2. The vessel seen from Californian was viewed entirely from Californian's starboard side except for when those on the bridge of Californian saw the last pyrotechnic 2 points...22.5 degrees on Californian's port bow. This means that right up until just before the last signal was seen from Californian, she was showing the other vessel her green side-light and two white masthead lights. When that last signal was seen, Californian was showing the other vessel her red sidelight and two white masthead lights. At no time did Californian show the other vessel a single, bright white light. Yet, there is overwhelming evidence to prove that the vessel seen from Titanic showed a single, bright white light from the time Boxhall embarked on Lifeboat number 4 until until that vessel finally disappeared.

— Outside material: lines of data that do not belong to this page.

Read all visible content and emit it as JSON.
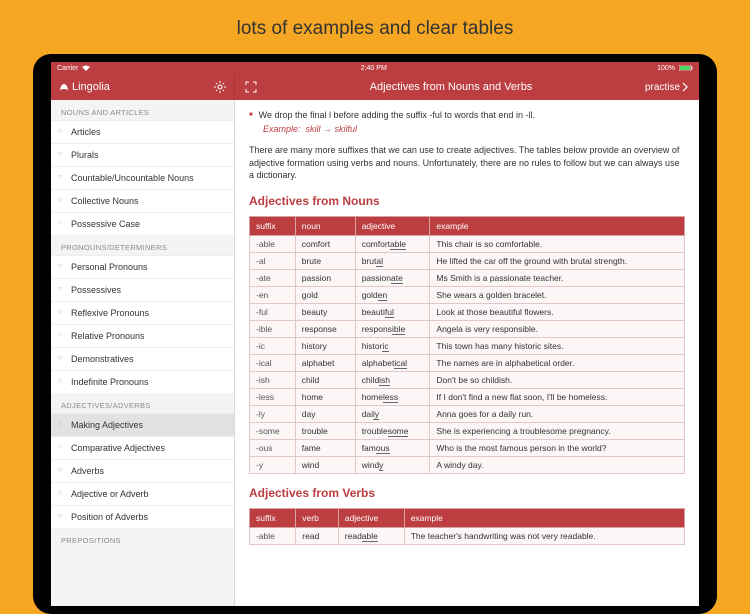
{
  "promo": {
    "title": "lots of examples and clear tables"
  },
  "statusbar": {
    "carrier": "Carrier",
    "time": "2:40 PM",
    "battery": "100%"
  },
  "header": {
    "brand": "Lingolia",
    "page_title": "Adjectives from Nouns and Verbs",
    "practise": "practise"
  },
  "sidebar": {
    "sections": [
      {
        "title": "Nouns and Articles",
        "items": [
          "Articles",
          "Plurals",
          "Countable/Uncountable Nouns",
          "Collective Nouns",
          "Possessive Case"
        ]
      },
      {
        "title": "Pronouns/Determiners",
        "items": [
          "Personal Pronouns",
          "Possessives",
          "Reflexive Pronouns",
          "Relative Pronouns",
          "Demonstratives",
          "Indefinite Pronouns"
        ]
      },
      {
        "title": "Adjectives/Adverbs",
        "items": [
          "Making Adjectives",
          "Comparative Adjectives",
          "Adverbs",
          "Adjective or Adverb",
          "Position of Adverbs"
        ],
        "selected": 0
      },
      {
        "title": "Prepositions",
        "items": []
      }
    ]
  },
  "article": {
    "bullet1": "We drop the final l before adding the suffix -ful to words that end in -ll.",
    "example_label": "Example:",
    "example_text": "skill → skilful",
    "intro": "There are many more suffixes that we can use to create adjectives. The tables below provide an overview of adjective formation using verbs and nouns. Unfortunately, there are no rules to follow but we can always use a dictionary.",
    "section1_title": "Adjectives from Nouns",
    "table1": {
      "headers": [
        "suffix",
        "noun",
        "adjective",
        "example"
      ],
      "rows": [
        [
          "-able",
          "comfort",
          "comfortable",
          "This chair is so comfortable."
        ],
        [
          "-al",
          "brute",
          "brutal",
          "He lifted the car off the ground with brutal strength."
        ],
        [
          "-ate",
          "passion",
          "passionate",
          "Ms Smith is a passionate teacher."
        ],
        [
          "-en",
          "gold",
          "golden",
          "She wears a golden bracelet."
        ],
        [
          "-ful",
          "beauty",
          "beautiful",
          "Look at those beautiful flowers."
        ],
        [
          "-ible",
          "response",
          "responsible",
          "Angela is very responsible."
        ],
        [
          "-ic",
          "history",
          "historic",
          "This town has many historic sites."
        ],
        [
          "-ical",
          "alphabet",
          "alphabetical",
          "The names are in alphabetical order."
        ],
        [
          "-ish",
          "child",
          "childish",
          "Don't be so childish."
        ],
        [
          "-less",
          "home",
          "homeless",
          "If I don't find a new flat soon, I'll be homeless."
        ],
        [
          "-ly",
          "day",
          "daily",
          "Anna goes for a daily run."
        ],
        [
          "-some",
          "trouble",
          "troublesome",
          "She is experiencing a troublesome pregnancy."
        ],
        [
          "-ous",
          "fame",
          "famous",
          "Who is the most famous person in the world?"
        ],
        [
          "-y",
          "wind",
          "windy",
          "A windy day."
        ]
      ]
    },
    "section2_title": "Adjectives from Verbs",
    "table2": {
      "headers": [
        "suffix",
        "verb",
        "adjective",
        "example"
      ],
      "rows": [
        [
          "-able",
          "read",
          "readable",
          "The teacher's handwriting was not very readable."
        ]
      ]
    }
  }
}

"A ship of Californian's hieght from the water, would be physically unable to see anything at all on the horizon at a distance of 15 plus miles in daylight.".
Only true if the anything had no height, shape or colour. With a pair of good binoculars, an object with height, shape and a highly reflective surface or dark colour would easily have been seen at a much greater distance than 15 miles. The only limiting factors would have been the height, degree of reflectivity and/or colour of the object and the quality of the intervening atmosphere. i.e. was it dusty or unpolluted - humid or dry?
For example, on a clear, sunny, dry day, sharp eyes on the bridge of the Californian would have been able to see a 100 ft high iceberg at the extreme distance of very close to 20 miles.